THE ROLE OF PROTEOGLYCAN SULFATION IN SKELETAL DEVELOPMENT AND MAINTENANCE: AN IN VIVO APPROACH WITH A MOUSE MODEL OF DIASTROPHIC DYSPLASIA

Mutations in the diastrophic dysplasia sulfate transporter (DTDST) gene cause a family of recessive diseases including in order of increasing severity a form of multiple ephiphyseal dysplasia, diastrophic dysplasia (DTD), atelosteogenesis type 2 and achondrogenesis 1B. The main biochemical consequence of sulfate transport impairment is cartilage proteoglycan (PG) undersulfation that affect skeletal development and growth. We have recently generated the first mouse strain (dtd mouse) with a mutation in the Dtdst gene previously identified in a DTD patient with marked short stature, bilateral clubfoot, characteristic hand deformities, progressive kyphoscoliosis and joint stiffness and we have demonstrated that this mouse model reproduces at the clinical, morphological and biochemical level the skeletal phenotype of human DTD. Biochemical studies performed so far have suggested that any terapy aimed at normal sulfate level restoration might be useful to ameliorate patient conditions. The dtd mouse strain we have generated is a useful tool to explore pathogenetic and therapeutic aspects of DTDST disorders which can not be obtained for ethical reasons in humans.
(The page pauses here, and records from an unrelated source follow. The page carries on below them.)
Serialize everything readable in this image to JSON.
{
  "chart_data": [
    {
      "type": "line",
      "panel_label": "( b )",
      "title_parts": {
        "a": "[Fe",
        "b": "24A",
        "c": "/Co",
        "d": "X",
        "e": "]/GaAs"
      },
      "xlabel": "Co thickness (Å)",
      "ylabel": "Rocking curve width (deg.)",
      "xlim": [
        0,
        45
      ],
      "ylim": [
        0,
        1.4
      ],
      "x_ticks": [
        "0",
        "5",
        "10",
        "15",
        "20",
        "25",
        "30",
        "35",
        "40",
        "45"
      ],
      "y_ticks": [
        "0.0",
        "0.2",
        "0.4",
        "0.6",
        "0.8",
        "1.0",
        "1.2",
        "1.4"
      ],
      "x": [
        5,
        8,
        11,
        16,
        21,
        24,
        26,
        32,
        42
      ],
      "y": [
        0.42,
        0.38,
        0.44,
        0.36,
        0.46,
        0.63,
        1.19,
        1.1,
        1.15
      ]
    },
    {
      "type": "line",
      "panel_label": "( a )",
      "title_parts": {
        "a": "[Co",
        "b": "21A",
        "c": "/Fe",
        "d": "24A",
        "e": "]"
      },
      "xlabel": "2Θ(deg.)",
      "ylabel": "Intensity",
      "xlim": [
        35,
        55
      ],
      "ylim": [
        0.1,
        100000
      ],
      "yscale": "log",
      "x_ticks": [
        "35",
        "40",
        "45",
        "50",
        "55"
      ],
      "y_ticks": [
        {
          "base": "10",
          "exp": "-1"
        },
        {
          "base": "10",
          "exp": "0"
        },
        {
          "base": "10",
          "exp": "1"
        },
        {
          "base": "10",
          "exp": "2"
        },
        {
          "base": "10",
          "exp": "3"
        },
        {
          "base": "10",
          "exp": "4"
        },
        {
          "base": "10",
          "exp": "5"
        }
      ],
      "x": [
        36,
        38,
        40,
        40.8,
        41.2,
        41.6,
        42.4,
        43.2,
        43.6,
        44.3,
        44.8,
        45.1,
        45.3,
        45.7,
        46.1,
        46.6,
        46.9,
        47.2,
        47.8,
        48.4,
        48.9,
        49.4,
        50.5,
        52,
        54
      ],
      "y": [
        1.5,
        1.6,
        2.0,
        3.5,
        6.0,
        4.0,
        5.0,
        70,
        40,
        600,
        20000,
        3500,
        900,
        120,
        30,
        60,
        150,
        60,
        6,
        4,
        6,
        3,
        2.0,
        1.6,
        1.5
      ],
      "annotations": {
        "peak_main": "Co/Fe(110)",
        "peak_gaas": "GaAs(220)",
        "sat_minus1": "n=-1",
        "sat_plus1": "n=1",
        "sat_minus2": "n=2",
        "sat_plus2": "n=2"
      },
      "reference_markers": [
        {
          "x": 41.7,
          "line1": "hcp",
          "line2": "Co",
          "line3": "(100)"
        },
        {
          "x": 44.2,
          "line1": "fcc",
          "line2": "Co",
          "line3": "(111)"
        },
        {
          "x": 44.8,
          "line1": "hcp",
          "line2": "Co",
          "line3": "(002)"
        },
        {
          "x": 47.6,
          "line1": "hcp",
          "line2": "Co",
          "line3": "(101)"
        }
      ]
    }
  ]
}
The objective of the proposal are: a) how PG undersulfation affects chondrocyte proliferation and differentiation in the growth plate, b) how PG undersulfation causes an osteopenic phenotype, c) the role of heparan sulfate PGs in FGF signaling, d) other pathways of sulfate recruitment to increase PG sulfation. These studies will allow a better understanding of the molecular basis of DTDST chondrodysplasias and the development of new strategies of pharmacological treatment considering the starting age of tissue alteration and the specific area of the tissue (different zones of the growth plate) to be targeted by the drug.